Some think of “slow cooker” aka “crock-pot” cooking as a winter kind of thing, but I’d have to disagree. Who doesn’t want to throw a bunch of ingredients in a container and have dinner ready in 6-8 hours? Plus, you don’t have to heat up the house by turning on the oven. Efficient? I’d say so.
Below is a Chili recipe but it’s slightly different and “lighter” tasting because of the sweet potatoes that are used.
Sweet Potato Chili
2 big sweet potatoes, peeled and cut into 2 inch chunks
2 big garlic cloves, minced
1 (15 ounce) can red kidney beans, drained and rinsed
1 green or red bell pepper, seeded and chopped
1 (14.5 ounce) diced tomatoes (I used Hunts Diced No Salt Added, Basil, Garlic and Oregano)
1-tablespoon chili powder
1 teaspoon smoked (or regular) paprika
½ teaspoon sea salt
1 and ½ cups of water
Use a 5-6 quart slow cooker. Peel and chunk the sweet potatoes and add to the pot. Follow with the peppers, can of tomatoes, the beans, garlic and seasonings. Pour in the water. Cover and cook on low for 6-8 hours.
Such great flavor and so healthy for you!
Recipe from crockpot365.blogspot.co.uk
*I’ve revised it.
I love healthy food but I don’t want to spend all day in the kitchen preparing it so when I come across a crock-pot recipe with nutritious ingredients, I get a little excited. :)

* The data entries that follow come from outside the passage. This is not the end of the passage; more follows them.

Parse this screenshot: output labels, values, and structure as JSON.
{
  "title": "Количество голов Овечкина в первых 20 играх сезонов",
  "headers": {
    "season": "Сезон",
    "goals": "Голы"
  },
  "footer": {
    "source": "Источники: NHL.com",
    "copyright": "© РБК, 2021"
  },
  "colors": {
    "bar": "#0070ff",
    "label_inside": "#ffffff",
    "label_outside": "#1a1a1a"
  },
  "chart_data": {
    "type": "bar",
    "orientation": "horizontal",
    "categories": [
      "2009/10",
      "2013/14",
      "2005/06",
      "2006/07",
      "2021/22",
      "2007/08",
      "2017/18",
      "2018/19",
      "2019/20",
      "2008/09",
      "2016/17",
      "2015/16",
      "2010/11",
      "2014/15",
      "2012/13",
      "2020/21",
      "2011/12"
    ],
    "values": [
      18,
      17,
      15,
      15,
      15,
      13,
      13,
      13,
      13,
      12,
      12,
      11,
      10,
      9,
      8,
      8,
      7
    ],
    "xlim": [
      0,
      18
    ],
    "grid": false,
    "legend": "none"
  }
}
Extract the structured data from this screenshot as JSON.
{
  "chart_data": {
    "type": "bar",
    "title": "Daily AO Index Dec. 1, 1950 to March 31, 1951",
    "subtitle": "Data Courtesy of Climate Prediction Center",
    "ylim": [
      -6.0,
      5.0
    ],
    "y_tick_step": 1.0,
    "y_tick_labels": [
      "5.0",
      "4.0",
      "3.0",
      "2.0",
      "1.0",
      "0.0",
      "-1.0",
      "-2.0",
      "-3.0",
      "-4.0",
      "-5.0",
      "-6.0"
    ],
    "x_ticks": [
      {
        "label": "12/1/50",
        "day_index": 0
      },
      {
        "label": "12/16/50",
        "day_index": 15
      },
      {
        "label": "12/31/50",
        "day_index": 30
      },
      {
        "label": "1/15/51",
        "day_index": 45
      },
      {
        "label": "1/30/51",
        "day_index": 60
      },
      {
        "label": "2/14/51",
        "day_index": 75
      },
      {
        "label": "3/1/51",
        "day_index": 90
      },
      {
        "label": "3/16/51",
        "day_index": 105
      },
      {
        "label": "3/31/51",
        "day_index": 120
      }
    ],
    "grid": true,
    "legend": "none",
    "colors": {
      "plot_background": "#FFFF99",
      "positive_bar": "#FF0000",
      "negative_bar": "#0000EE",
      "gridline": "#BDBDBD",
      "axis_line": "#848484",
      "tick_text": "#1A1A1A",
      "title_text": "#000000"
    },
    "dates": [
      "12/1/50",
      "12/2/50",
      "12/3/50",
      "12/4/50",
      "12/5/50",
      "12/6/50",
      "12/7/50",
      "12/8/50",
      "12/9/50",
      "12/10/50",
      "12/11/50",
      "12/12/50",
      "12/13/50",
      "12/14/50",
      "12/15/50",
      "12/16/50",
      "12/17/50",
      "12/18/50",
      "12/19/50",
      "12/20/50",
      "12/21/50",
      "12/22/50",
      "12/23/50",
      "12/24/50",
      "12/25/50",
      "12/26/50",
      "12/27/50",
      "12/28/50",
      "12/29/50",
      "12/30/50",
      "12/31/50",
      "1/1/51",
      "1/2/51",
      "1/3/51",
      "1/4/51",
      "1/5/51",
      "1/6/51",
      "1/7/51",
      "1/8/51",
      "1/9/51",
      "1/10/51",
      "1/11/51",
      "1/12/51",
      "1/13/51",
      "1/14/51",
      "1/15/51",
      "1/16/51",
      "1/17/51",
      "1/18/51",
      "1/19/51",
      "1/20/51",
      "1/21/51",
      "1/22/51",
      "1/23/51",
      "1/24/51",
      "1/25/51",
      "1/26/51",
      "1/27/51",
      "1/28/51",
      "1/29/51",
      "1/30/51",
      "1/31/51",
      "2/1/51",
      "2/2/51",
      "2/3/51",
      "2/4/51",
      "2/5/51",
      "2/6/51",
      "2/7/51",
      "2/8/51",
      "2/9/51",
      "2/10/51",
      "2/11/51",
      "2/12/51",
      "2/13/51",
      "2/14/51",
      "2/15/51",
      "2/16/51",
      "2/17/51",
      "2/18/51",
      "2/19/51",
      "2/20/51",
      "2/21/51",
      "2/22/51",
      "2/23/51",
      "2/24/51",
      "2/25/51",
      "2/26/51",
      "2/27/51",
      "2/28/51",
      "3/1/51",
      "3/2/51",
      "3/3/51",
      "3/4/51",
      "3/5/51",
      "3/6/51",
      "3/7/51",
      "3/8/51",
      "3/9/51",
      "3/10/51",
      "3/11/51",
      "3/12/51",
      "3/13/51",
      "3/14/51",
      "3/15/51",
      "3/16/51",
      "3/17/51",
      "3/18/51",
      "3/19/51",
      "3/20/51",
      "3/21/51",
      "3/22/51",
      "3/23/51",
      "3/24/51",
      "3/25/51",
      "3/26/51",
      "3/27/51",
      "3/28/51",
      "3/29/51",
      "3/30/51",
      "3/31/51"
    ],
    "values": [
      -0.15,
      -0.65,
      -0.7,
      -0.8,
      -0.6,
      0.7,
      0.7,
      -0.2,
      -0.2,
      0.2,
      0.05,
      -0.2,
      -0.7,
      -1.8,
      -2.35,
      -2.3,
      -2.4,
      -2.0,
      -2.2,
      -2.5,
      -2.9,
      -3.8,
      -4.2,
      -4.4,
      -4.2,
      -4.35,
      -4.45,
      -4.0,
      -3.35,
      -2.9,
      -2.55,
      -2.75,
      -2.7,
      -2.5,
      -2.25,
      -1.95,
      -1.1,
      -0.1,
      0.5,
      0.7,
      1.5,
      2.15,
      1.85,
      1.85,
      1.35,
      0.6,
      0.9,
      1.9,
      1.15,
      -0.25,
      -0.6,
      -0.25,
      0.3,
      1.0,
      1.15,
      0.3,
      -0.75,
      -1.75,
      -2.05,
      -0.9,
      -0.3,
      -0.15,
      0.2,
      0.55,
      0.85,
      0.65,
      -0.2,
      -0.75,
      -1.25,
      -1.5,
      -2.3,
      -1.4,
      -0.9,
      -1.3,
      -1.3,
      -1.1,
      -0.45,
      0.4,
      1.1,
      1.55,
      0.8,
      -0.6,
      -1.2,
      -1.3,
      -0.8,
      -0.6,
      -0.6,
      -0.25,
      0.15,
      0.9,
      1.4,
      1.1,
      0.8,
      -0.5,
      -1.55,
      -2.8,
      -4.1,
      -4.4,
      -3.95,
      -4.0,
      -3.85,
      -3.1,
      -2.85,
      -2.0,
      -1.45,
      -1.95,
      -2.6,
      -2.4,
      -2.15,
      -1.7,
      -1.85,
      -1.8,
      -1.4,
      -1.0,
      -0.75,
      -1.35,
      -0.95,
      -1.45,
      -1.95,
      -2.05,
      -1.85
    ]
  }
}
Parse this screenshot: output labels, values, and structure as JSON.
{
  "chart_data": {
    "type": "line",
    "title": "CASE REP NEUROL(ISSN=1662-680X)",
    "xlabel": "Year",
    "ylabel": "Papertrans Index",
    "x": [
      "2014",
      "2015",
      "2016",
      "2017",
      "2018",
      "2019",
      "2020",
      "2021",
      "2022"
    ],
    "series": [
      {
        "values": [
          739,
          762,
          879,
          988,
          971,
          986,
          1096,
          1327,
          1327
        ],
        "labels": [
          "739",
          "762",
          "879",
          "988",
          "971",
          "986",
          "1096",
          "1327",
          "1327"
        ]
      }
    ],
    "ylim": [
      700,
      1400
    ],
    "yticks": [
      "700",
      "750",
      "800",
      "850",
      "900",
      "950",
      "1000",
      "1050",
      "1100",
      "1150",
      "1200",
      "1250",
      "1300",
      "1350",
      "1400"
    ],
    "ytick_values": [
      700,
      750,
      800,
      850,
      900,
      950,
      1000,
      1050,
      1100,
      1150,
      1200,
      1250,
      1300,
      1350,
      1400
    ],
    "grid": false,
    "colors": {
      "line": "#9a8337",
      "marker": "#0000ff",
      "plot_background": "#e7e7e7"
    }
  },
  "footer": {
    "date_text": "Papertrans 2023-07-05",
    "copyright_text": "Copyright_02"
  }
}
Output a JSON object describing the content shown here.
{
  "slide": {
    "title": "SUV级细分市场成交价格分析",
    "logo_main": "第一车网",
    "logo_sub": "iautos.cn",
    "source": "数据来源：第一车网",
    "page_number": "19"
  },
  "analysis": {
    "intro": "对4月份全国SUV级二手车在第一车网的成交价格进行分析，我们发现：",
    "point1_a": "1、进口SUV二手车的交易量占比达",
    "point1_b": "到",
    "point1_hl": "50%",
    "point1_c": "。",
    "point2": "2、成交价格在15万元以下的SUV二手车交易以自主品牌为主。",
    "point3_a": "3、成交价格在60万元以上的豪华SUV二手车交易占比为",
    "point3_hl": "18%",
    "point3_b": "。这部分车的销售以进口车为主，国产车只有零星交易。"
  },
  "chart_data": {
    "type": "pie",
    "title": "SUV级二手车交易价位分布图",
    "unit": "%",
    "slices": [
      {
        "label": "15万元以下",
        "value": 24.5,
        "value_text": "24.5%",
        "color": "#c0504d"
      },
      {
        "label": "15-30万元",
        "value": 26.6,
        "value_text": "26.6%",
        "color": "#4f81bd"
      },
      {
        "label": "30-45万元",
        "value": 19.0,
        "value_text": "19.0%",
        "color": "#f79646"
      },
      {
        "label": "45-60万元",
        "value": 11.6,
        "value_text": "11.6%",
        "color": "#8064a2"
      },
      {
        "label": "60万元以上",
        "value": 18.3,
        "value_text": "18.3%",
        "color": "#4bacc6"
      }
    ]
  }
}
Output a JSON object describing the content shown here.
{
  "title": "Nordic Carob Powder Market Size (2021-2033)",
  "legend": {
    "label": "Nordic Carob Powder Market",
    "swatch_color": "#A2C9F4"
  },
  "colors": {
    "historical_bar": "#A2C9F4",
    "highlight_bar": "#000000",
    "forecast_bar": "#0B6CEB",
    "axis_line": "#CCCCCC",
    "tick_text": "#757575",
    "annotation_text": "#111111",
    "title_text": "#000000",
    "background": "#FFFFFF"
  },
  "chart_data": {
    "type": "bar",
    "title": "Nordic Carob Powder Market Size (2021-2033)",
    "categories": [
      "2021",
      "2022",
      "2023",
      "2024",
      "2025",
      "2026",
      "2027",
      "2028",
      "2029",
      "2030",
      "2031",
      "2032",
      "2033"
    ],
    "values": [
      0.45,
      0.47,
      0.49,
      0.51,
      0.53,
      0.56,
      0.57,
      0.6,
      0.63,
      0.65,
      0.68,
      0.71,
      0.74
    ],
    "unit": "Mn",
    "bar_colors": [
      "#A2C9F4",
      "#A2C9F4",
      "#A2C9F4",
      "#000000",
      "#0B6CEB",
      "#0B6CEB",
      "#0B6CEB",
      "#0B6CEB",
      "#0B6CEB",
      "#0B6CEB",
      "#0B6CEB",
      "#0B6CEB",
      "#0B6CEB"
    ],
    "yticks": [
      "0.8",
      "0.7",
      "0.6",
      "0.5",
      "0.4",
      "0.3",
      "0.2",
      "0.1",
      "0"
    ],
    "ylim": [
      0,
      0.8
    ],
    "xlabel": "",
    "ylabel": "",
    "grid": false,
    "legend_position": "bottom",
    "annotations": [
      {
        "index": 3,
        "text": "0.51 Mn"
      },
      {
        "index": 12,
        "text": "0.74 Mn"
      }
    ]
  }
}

*This recipe may look like it has a lot of ingredients but most of its seasonings which makes this dish DELISH!
1-tablespoon olive oil
3-4 garlic cloves, pressed
2 handfuls of chopped up celery
2 handfuls of chopped up mushrooms (any kind is fine)
1 red or green pepper (or half of each), diced
½ teaspoon red pepper flakes
1-teaspoon cumin powder
1-teaspoon dried basil
¼ teaspoon chili powder
1-tablespoon soy sauce (low sodium)
Black pepper to taste
½ cup uncooked quinoa
3 cups of water
8 ounce unsalted tomato sauce
1 can (15 ounce) kidney beans (drained and rinsed)
1 can (15 ounce) black beans (drained and rinsed)
- Sauté garlic, celery, mushrooms and pepper in oil for 10 minutes on medium.
- Add spices, herbs and soy sauce to mixture and stir in for a few minutes.
- Combine water, tomato sauce, quinoa and beans in a large crock-pot.
- Add mixture from step number one. Stir.
- Cover and cook on low for 5-6 hours.
*If you like it hotter (sounds a little personal) add more chili powder or red pepper flakes.
This recipe has been revised from original.